Suse Hungar, seit zwanzig Jahren bewährte Lehrerin, ein Jahrzehnt in der sozialen Heimarbeit tätig gewesen, hat die Hauptverantwortung für die kleineren Kinder. Ihre Organisations- gabe verbindet sich mit dem Talent, mit Entschiedenheit und Bestimmtheit anzuleiten, ohne daß sich die Kinder geknechtet fühlen.
Gertrud Dalgas, seit fünf Jahren Lehrerin, in der freideutschen Jugendbewegung und den Gedanken der Landerziehungs- heime und Schulreformen verankert, versteht es, in den größeren Kindern Interesse für die Zusammenhänge des Lebens zu wecken und ihnen zugleich die nötigen Einzelkenntnisse beizubringen.
Emmy, Frau Eberhard Arnold, fühlt sich mit diesen beiden Freundinnen und Mitarbeiterinnen gemeinsam und mit ihrer Schwester, Monika von Hollander, die eine ausgebildete Krankenschwester, Säuglingsschwester und Hebamme ist, und schon kleinere Krankenhäuser geleitet hat, für die Kinder und ihre Versorung verantwortlich.

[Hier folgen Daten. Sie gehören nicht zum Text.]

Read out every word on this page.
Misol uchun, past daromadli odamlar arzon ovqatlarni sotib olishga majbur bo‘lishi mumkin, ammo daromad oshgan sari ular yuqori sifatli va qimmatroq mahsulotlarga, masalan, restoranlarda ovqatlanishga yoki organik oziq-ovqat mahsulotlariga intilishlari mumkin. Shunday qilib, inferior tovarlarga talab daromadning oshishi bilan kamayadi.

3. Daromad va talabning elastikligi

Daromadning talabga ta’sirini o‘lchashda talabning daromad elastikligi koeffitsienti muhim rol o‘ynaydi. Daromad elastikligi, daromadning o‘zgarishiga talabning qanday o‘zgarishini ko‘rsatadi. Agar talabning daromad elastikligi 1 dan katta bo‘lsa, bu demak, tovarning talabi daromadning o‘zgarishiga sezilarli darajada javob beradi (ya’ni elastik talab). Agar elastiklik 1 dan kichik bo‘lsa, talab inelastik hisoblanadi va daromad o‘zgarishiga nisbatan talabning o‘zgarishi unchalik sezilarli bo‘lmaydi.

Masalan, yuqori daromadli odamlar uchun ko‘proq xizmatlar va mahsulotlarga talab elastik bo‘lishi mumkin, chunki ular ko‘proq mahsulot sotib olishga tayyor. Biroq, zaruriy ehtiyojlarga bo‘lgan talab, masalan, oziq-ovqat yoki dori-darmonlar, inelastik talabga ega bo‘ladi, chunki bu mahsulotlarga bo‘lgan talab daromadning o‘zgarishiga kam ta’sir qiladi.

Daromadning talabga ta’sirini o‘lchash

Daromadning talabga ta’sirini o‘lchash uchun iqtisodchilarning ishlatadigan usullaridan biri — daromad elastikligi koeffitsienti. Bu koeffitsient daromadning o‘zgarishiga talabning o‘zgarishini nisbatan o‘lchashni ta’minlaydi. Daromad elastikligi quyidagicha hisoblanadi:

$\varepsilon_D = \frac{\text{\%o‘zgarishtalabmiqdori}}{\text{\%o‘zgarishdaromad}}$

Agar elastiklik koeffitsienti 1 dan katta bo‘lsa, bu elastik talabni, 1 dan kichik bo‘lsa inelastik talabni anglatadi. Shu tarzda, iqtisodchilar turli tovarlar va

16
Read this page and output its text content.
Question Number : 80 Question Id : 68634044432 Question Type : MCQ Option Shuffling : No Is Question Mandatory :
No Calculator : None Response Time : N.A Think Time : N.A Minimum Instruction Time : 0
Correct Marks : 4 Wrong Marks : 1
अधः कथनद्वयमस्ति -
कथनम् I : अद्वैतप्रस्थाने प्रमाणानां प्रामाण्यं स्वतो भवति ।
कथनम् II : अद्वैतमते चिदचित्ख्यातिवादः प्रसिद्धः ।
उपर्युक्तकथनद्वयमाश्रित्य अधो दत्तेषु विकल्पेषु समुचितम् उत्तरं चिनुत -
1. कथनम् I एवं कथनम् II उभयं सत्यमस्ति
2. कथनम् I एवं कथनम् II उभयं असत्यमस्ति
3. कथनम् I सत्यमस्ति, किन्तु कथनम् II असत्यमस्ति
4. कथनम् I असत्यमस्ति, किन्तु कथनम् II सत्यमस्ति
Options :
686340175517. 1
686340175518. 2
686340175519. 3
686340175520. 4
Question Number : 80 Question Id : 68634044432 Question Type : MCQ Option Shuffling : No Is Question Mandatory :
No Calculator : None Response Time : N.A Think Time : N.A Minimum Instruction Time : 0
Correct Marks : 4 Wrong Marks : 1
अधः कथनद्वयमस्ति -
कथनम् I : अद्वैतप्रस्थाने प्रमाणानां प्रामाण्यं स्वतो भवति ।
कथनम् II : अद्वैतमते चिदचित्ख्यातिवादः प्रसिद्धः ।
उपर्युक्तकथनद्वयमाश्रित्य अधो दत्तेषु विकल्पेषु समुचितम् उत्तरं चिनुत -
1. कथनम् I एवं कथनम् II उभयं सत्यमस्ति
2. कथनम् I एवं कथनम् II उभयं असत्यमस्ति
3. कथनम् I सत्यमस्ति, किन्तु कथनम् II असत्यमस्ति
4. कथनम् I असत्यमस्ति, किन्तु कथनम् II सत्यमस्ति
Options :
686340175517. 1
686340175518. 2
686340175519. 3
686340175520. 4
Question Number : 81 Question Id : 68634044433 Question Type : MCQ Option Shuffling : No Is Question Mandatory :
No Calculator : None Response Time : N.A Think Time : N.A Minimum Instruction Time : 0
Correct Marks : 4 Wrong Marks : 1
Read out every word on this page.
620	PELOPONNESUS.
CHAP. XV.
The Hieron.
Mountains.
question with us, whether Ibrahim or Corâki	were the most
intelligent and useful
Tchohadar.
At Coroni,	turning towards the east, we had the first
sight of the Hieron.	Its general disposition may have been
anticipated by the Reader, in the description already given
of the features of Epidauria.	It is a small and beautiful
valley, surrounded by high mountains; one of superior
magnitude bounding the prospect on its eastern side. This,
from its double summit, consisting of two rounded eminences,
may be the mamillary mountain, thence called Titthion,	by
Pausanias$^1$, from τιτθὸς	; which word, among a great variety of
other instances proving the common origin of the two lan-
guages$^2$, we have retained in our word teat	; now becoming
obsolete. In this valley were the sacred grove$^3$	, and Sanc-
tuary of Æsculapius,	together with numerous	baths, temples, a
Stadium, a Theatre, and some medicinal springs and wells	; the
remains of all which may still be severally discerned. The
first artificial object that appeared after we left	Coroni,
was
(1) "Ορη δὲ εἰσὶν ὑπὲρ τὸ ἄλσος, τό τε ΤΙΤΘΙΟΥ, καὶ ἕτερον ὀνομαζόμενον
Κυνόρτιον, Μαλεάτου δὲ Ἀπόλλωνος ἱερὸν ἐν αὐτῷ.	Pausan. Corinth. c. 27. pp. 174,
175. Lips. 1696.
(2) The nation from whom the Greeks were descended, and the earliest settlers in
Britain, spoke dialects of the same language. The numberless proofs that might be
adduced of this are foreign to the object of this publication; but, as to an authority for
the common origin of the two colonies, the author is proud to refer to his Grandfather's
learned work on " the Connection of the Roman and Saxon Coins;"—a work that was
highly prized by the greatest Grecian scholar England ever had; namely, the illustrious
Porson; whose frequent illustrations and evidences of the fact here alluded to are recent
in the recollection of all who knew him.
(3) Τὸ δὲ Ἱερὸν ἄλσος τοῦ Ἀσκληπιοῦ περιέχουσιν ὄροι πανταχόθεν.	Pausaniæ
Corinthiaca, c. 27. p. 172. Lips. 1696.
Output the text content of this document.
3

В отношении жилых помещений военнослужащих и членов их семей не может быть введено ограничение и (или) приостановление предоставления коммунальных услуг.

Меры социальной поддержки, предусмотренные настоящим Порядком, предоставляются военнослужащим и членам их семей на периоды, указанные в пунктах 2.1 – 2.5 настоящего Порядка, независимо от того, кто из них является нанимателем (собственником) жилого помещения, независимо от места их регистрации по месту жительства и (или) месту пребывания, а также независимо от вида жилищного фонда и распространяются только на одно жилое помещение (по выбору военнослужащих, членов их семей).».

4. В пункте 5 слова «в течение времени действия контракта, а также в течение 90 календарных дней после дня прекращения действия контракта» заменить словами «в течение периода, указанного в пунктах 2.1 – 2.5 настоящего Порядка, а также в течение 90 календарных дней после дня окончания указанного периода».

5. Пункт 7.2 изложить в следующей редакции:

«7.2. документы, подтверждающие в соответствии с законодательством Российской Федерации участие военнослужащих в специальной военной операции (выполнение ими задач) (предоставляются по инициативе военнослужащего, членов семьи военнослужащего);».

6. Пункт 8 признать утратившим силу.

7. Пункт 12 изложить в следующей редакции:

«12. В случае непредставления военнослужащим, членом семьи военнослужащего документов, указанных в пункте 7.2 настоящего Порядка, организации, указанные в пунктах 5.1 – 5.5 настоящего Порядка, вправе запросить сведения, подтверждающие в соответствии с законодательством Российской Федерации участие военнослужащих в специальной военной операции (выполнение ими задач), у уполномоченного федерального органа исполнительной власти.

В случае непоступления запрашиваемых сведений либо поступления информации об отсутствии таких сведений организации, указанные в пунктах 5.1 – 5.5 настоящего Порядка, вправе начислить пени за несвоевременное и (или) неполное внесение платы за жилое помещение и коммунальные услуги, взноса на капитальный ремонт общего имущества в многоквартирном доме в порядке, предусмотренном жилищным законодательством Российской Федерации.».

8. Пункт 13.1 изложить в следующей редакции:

Unser kleiner Pachthof mit seiner Landwirtschaft und gärtnerischen Abteilung, mit seinen ca. 18 Morgen Acker, Wiese und Obstbau, ist mit Emmy Arnols und unseres treuen Rolands Hilfe in erster Linie für die Kinder da, wie auch der Buch-Verlag des Hauses sich immer zuerst (Eberhard Arnold und Else von Hollander) für die soziale Kinderarbeit verantwortlich fühlt.
Helft uns, daß die Kräfte und Möglichkeiten unseres Hauses einer größeren Anzahl Kinder zu Nutze kommen möchten, als es bisher geschieht, indem wir für die jetzt mit uns lebenden Kinder zunächst die besten Lebensbedingungen ermöglichen.